A free market is not a zero-sum system, where the gains of one party have to come at the expense of losses to another party. Because this is a process that creates a larger total output as workers acquire more human capital, these workers, their e
mployers and the consumers can all benefit at the same time. However, politicians in various Asian countries have sought to simply impose higher pay rates through minimum wage laws, {409}which can impede this process and create other problems that are all too familiar from the track record of minimum wage laws in other countries.
Informal pressures for better working conditions by international non-governmental organizations likewise tend to disregard costs and their repercussions when setting their standards. Tragic events, such as the 2013 collapse of a factory in Bangladesh that killed more than a thousand workers, create international public opinion pressures on multinational corporations to either pay for safer working conditions or to leave countries whose governments do not enforce safety standards.{410} But such pressures are also used to push for higher minimum wage laws and more labor unions, usually without regard to the costs and employment repercussions of such things.

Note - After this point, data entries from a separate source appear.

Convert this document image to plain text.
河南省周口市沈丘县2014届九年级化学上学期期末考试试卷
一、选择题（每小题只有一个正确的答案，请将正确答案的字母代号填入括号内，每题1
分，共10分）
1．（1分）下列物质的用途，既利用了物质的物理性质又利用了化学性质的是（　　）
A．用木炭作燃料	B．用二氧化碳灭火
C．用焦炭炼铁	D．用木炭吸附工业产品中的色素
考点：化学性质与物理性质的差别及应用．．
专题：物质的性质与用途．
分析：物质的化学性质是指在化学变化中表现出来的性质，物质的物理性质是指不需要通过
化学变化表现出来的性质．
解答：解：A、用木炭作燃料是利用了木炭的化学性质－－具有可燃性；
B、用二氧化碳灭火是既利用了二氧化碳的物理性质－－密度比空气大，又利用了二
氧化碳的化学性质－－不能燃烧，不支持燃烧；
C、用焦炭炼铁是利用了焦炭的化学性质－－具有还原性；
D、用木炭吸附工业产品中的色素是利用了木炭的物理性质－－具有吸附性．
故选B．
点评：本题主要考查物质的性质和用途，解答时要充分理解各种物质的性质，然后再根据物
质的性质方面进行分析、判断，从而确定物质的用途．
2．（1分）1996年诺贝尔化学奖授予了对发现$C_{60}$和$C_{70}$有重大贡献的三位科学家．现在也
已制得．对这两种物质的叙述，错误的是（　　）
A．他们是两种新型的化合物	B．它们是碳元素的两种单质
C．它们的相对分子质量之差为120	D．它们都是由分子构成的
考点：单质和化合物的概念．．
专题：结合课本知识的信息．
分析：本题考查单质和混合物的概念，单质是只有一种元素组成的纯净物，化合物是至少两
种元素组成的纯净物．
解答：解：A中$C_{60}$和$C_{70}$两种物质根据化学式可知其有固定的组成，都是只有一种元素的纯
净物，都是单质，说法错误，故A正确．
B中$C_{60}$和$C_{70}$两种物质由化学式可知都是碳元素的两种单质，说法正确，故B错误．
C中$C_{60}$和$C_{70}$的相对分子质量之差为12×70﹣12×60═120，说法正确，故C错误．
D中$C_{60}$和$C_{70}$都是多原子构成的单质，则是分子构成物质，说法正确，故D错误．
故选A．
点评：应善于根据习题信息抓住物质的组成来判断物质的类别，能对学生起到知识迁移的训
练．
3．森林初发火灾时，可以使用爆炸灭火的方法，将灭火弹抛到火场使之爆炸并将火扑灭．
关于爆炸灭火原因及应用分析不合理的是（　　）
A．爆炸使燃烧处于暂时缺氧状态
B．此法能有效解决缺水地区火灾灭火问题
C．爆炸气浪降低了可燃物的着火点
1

Third-party observers face none of the inherent constraints and trade-offs that are inescapable for both employers and employees, and therefore these third parties have nothing to force them to even think in such terms.
COLLECTIVE BARGAINING
In previous chapters we have been considering labor markets in which both workers and employers are numerous and compete individually and independently, whether with or without government regulation of pay and working conditions. However, these are not the only kinds of markets for labor. Some workers are members of labor unions which negotiate pay and working conditions with employers, whether employers are acting individually or in concert as members of an employers’ association.